The 5K in Louisville provided a fun but not fast course with a few sharp turns and some rolling hills. After a somewhat rocky start with a kid 400 meters into things randomly and suddenly deciding to turn at a 90-degree angle and bolt from my left side right in front of me and then to my right, which caused me to stagger step which wasn't good for my body or my morale, I jumped into an unfamiliar pace that was somewhere between too fast and race pace, though I could have just been nervous and feeling mechanically off. Eventually, my pace settled into something more sustainable. Once again, I got lost in thought in the second mile and forgot to actually race. My confidence decided to wander off and left me alone to question what I was doing and how much my body could handle.
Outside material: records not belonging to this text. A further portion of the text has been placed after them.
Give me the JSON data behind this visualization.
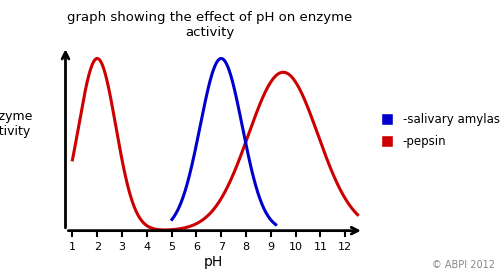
{
  "title": "graph showing the effect of pH on enzyme\nactivity",
  "xlabel": "pH",
  "ylabel": "enzyme\nactivity",
  "background_color": "#ffffff",
  "x_ticks": [
    1,
    2,
    3,
    4,
    5,
    6,
    7,
    8,
    9,
    10,
    11,
    12
  ],
  "pepsin_color": "#cc0000",
  "amylase_color": "#0000cc",
  "pepsin_label": "-pepsin",
  "amylase_label": "-salivary amylase",
  "copyright": "© ABPI 2012",
  "linewidth": 2.2,
  "pepsin_peak1_mu": 2.0,
  "pepsin_peak1_sigma": 0.75,
  "pepsin_peak1_amp": 1.0,
  "pepsin_peak2_mu": 9.5,
  "pepsin_peak2_sigma": 1.4,
  "pepsin_peak2_amp": 0.92,
  "amylase_mu": 7.0,
  "amylase_sigma": 0.85,
  "amylase_amp": 1.0
}
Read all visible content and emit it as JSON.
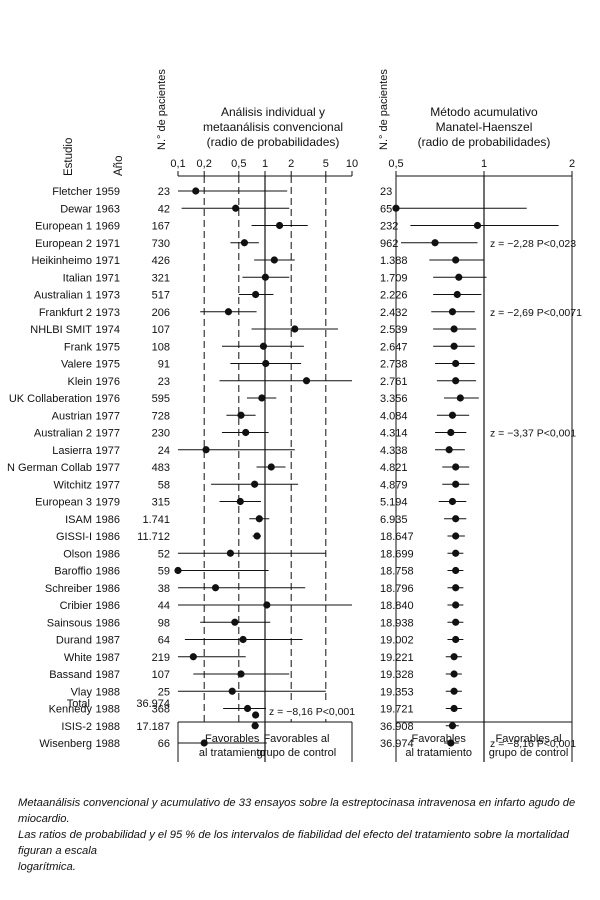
{
  "headers": {
    "study": "Estudio",
    "year": "Año",
    "patients_left": "N.° de pacientes",
    "patients_right": "N.° de pacientes"
  },
  "total_label": "Total",
  "total_patients": "36.974",
  "caption": [
    "Metaanálisis convencional y acumulativo de 33 ensayos sobre la estreptocinasa intravenosa en infarto agudo de miocardio.",
    "Las ratios de probabilidad y el 95 % de los intervalos de fiabilidad del efecto del tratamiento sobre la mortalidad figuran a escala",
    "logarítmica."
  ],
  "chart_data": [
    {
      "type": "forest",
      "title": [
        "Análisis individual y",
        "metaanálisis convencional",
        "(radio de probabilidades)"
      ],
      "scale": "log",
      "xlim": [
        0.1,
        10
      ],
      "ticks": [
        "0,1",
        "0,2",
        "0,5",
        "1",
        "2",
        "5",
        "10"
      ],
      "tick_values": [
        0.1,
        0.2,
        0.5,
        1,
        2,
        5,
        10
      ],
      "dashed_refs": [
        0.2,
        0.5,
        2,
        5
      ],
      "reference": 1,
      "favor_labels": [
        [
          "Favorables",
          "al tratamiento"
        ],
        [
          "Favorables al",
          "grupo de control"
        ]
      ],
      "pooled": {
        "or": 0.78,
        "lo": 0.72,
        "hi": 0.84
      },
      "annotation": "z = −8,16 P<0,001",
      "studies": [
        {
          "name": "Fletcher",
          "year": "1959",
          "n": "23",
          "or": 0.16,
          "lo": 0.03,
          "hi": 1.8
        },
        {
          "name": "Dewar",
          "year": "1963",
          "n": "42",
          "or": 0.46,
          "lo": 0.11,
          "hi": 1.9
        },
        {
          "name": "European 1",
          "year": "1969",
          "n": "167",
          "or": 1.47,
          "lo": 0.7,
          "hi": 3.1
        },
        {
          "name": "European 2",
          "year": "1971",
          "n": "730",
          "or": 0.58,
          "lo": 0.4,
          "hi": 0.85
        },
        {
          "name": "Heikinheimo",
          "year": "1971",
          "n": "426",
          "or": 1.28,
          "lo": 0.75,
          "hi": 2.2
        },
        {
          "name": "Italian",
          "year": "1971",
          "n": "321",
          "or": 1.01,
          "lo": 0.55,
          "hi": 1.9
        },
        {
          "name": "Australian 1",
          "year": "1973",
          "n": "517",
          "or": 0.78,
          "lo": 0.5,
          "hi": 1.25
        },
        {
          "name": "Frankfurt 2",
          "year": "1973",
          "n": "206",
          "or": 0.38,
          "lo": 0.18,
          "hi": 0.8
        },
        {
          "name": "NHLBI SMIT",
          "year": "1974",
          "n": "107",
          "or": 2.2,
          "lo": 0.7,
          "hi": 6.9
        },
        {
          "name": "Frank",
          "year": "1975",
          "n": "108",
          "or": 0.96,
          "lo": 0.32,
          "hi": 2.8
        },
        {
          "name": "Valere",
          "year": "1975",
          "n": "91",
          "or": 1.02,
          "lo": 0.4,
          "hi": 2.6
        },
        {
          "name": "Klein",
          "year": "1976",
          "n": "23",
          "or": 3.0,
          "lo": 0.3,
          "hi": 10
        },
        {
          "name": "UK Collaberation",
          "year": "1976",
          "n": "595",
          "or": 0.92,
          "lo": 0.62,
          "hi": 1.35
        },
        {
          "name": "Austrian",
          "year": "1977",
          "n": "728",
          "or": 0.53,
          "lo": 0.36,
          "hi": 0.78
        },
        {
          "name": "Australian 2",
          "year": "1977",
          "n": "230",
          "or": 0.6,
          "lo": 0.32,
          "hi": 1.1
        },
        {
          "name": "Lasierra",
          "year": "1977",
          "n": "24",
          "or": 0.21,
          "lo": 0.02,
          "hi": 2.2
        },
        {
          "name": "N German Collab",
          "year": "1977",
          "n": "483",
          "or": 1.18,
          "lo": 0.8,
          "hi": 1.72
        },
        {
          "name": "Witchitz",
          "year": "1977",
          "n": "58",
          "or": 0.76,
          "lo": 0.24,
          "hi": 2.4
        },
        {
          "name": "European 3",
          "year": "1979",
          "n": "315",
          "or": 0.52,
          "lo": 0.3,
          "hi": 0.9
        },
        {
          "name": "ISAM",
          "year": "1986",
          "n": "1.741",
          "or": 0.86,
          "lo": 0.66,
          "hi": 1.12
        },
        {
          "name": "GISSI-I",
          "year": "1986",
          "n": "11.712",
          "or": 0.81,
          "lo": 0.72,
          "hi": 0.9
        },
        {
          "name": "Olson",
          "year": "1986",
          "n": "52",
          "or": 0.4,
          "lo": 0.05,
          "hi": 5
        },
        {
          "name": "Baroffio",
          "year": "1986",
          "n": "59",
          "or": 0.1,
          "lo": 0.01,
          "hi": 1.1
        },
        {
          "name": "Schreiber",
          "year": "1986",
          "n": "38",
          "or": 0.27,
          "lo": 0.05,
          "hi": 2.9
        },
        {
          "name": "Cribier",
          "year": "1986",
          "n": "44",
          "or": 1.05,
          "lo": 0.09,
          "hi": 10
        },
        {
          "name": "Sainsous",
          "year": "1986",
          "n": "98",
          "or": 0.45,
          "lo": 0.18,
          "hi": 1.15
        },
        {
          "name": "Durand",
          "year": "1987",
          "n": "64",
          "or": 0.56,
          "lo": 0.12,
          "hi": 2.7
        },
        {
          "name": "White",
          "year": "1987",
          "n": "219",
          "or": 0.15,
          "lo": 0.04,
          "hi": 0.6
        },
        {
          "name": "Bassand",
          "year": "1987",
          "n": "107",
          "or": 0.53,
          "lo": 0.15,
          "hi": 1.9
        },
        {
          "name": "Vlay",
          "year": "1988",
          "n": "25",
          "or": 0.42,
          "lo": 0.04,
          "hi": 5
        },
        {
          "name": "Kennedy",
          "year": "1988",
          "n": "368",
          "or": 0.63,
          "lo": 0.33,
          "hi": 1.2
        },
        {
          "name": "ISIS-2",
          "year": "1988",
          "n": "17.187",
          "or": 0.77,
          "lo": 0.7,
          "hi": 0.85
        },
        {
          "name": "Wisenberg",
          "year": "1988",
          "n": "66",
          "or": 0.2,
          "lo": 0.04,
          "hi": 1.05
        }
      ]
    },
    {
      "type": "forest",
      "title": [
        "Método acumulativo",
        "Manatel-Haenszel",
        "(radio de probabilidades)"
      ],
      "scale": "log",
      "xlim": [
        0.5,
        2
      ],
      "ticks": [
        "0,5",
        "1",
        "2"
      ],
      "tick_values": [
        0.5,
        1,
        2
      ],
      "reference": 1,
      "favor_labels": [
        [
          "Favorables",
          "al tratamiento"
        ],
        [
          "Favorables al",
          "grupo de control"
        ]
      ],
      "annotations": [
        {
          "row": 3,
          "text": "z = −2,28 P<0,023"
        },
        {
          "row": 7,
          "text": "z = −2,69 P<0,0071"
        },
        {
          "row": 14,
          "text": "z = −3,37 P<0,001"
        },
        {
          "row": 32,
          "text": "z = −8,16 P<0,001"
        }
      ],
      "cumulative": [
        {
          "n": "23",
          "or": null,
          "lo": null,
          "hi": null
        },
        {
          "n": "65",
          "or": 0.5,
          "lo": 0.3,
          "hi": 1.4
        },
        {
          "n": "232",
          "or": 0.95,
          "lo": 0.56,
          "hi": 1.8
        },
        {
          "n": "962",
          "or": 0.68,
          "lo": 0.52,
          "hi": 0.95
        },
        {
          "n": "1.388",
          "or": 0.8,
          "lo": 0.65,
          "hi": 1.0
        },
        {
          "n": "1.709",
          "or": 0.82,
          "lo": 0.67,
          "hi": 1.02
        },
        {
          "n": "2.226",
          "or": 0.81,
          "lo": 0.67,
          "hi": 0.98
        },
        {
          "n": "2.432",
          "or": 0.78,
          "lo": 0.66,
          "hi": 0.93
        },
        {
          "n": "2.539",
          "or": 0.79,
          "lo": 0.67,
          "hi": 0.94
        },
        {
          "n": "2.647",
          "or": 0.79,
          "lo": 0.67,
          "hi": 0.93
        },
        {
          "n": "2.738",
          "or": 0.8,
          "lo": 0.68,
          "hi": 0.93
        },
        {
          "n": "2.761",
          "or": 0.8,
          "lo": 0.69,
          "hi": 0.94
        },
        {
          "n": "3.356",
          "or": 0.83,
          "lo": 0.73,
          "hi": 0.96
        },
        {
          "n": "4.084",
          "or": 0.78,
          "lo": 0.69,
          "hi": 0.89
        },
        {
          "n": "4.314",
          "or": 0.77,
          "lo": 0.68,
          "hi": 0.87
        },
        {
          "n": "4.338",
          "or": 0.76,
          "lo": 0.68,
          "hi": 0.86
        },
        {
          "n": "4.821",
          "or": 0.8,
          "lo": 0.72,
          "hi": 0.89
        },
        {
          "n": "4.879",
          "or": 0.8,
          "lo": 0.72,
          "hi": 0.89
        },
        {
          "n": "5.194",
          "or": 0.78,
          "lo": 0.7,
          "hi": 0.87
        },
        {
          "n": "6.935",
          "or": 0.8,
          "lo": 0.73,
          "hi": 0.87
        },
        {
          "n": "18.647",
          "or": 0.8,
          "lo": 0.75,
          "hi": 0.86
        },
        {
          "n": "18.699",
          "or": 0.8,
          "lo": 0.75,
          "hi": 0.85
        },
        {
          "n": "18.758",
          "or": 0.8,
          "lo": 0.75,
          "hi": 0.85
        },
        {
          "n": "18.796",
          "or": 0.8,
          "lo": 0.75,
          "hi": 0.85
        },
        {
          "n": "18.840",
          "or": 0.8,
          "lo": 0.75,
          "hi": 0.85
        },
        {
          "n": "18.938",
          "or": 0.8,
          "lo": 0.75,
          "hi": 0.85
        },
        {
          "n": "19.002",
          "or": 0.8,
          "lo": 0.75,
          "hi": 0.85
        },
        {
          "n": "19.221",
          "or": 0.79,
          "lo": 0.74,
          "hi": 0.84
        },
        {
          "n": "19.328",
          "or": 0.79,
          "lo": 0.74,
          "hi": 0.84
        },
        {
          "n": "19.353",
          "or": 0.79,
          "lo": 0.74,
          "hi": 0.84
        },
        {
          "n": "19.721",
          "or": 0.79,
          "lo": 0.74,
          "hi": 0.84
        },
        {
          "n": "36.908",
          "or": 0.78,
          "lo": 0.74,
          "hi": 0.82
        },
        {
          "n": "36.974",
          "or": 0.77,
          "lo": 0.73,
          "hi": 0.82
        }
      ]
    }
  ]
}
In the third mile, my leg started doing its weird clicky thing and got a bit stiff. In fact, for two days after the race, I worried I had gone past the not quite injured zone and into the injured one, but, fortunately, by the third day, things felt much better.
It's embarrassing to note that I ran over 22 minutes, but it was enough to place 5th and win the old folk's division, which also means I won my age group division. That was nice. For now, my big issue is the endometriosis monster that sometimes sleeps fitfully but is always noticeably present in my abdomen. When it gets angry, it flares up and howls as if it's trying to claw its way out, but it usually settles back down within a day or two. The cramping and pain can be almost unbearable, and, unfortunately, I'm looking at laparoscopic surgery as a solution in the coming weeks. It's not a cure but should help reduce the severe pain I've been experiencing.
I continue to do physical therapy for my legs and feet and also see a chiropractor, one that isn't among the many quacks out there. He's legit, and I notice a difference since I started seeing him. The surgery will be a setback, but I'm hoping I can actually start training and maybe build up some confidence and learn how to race again.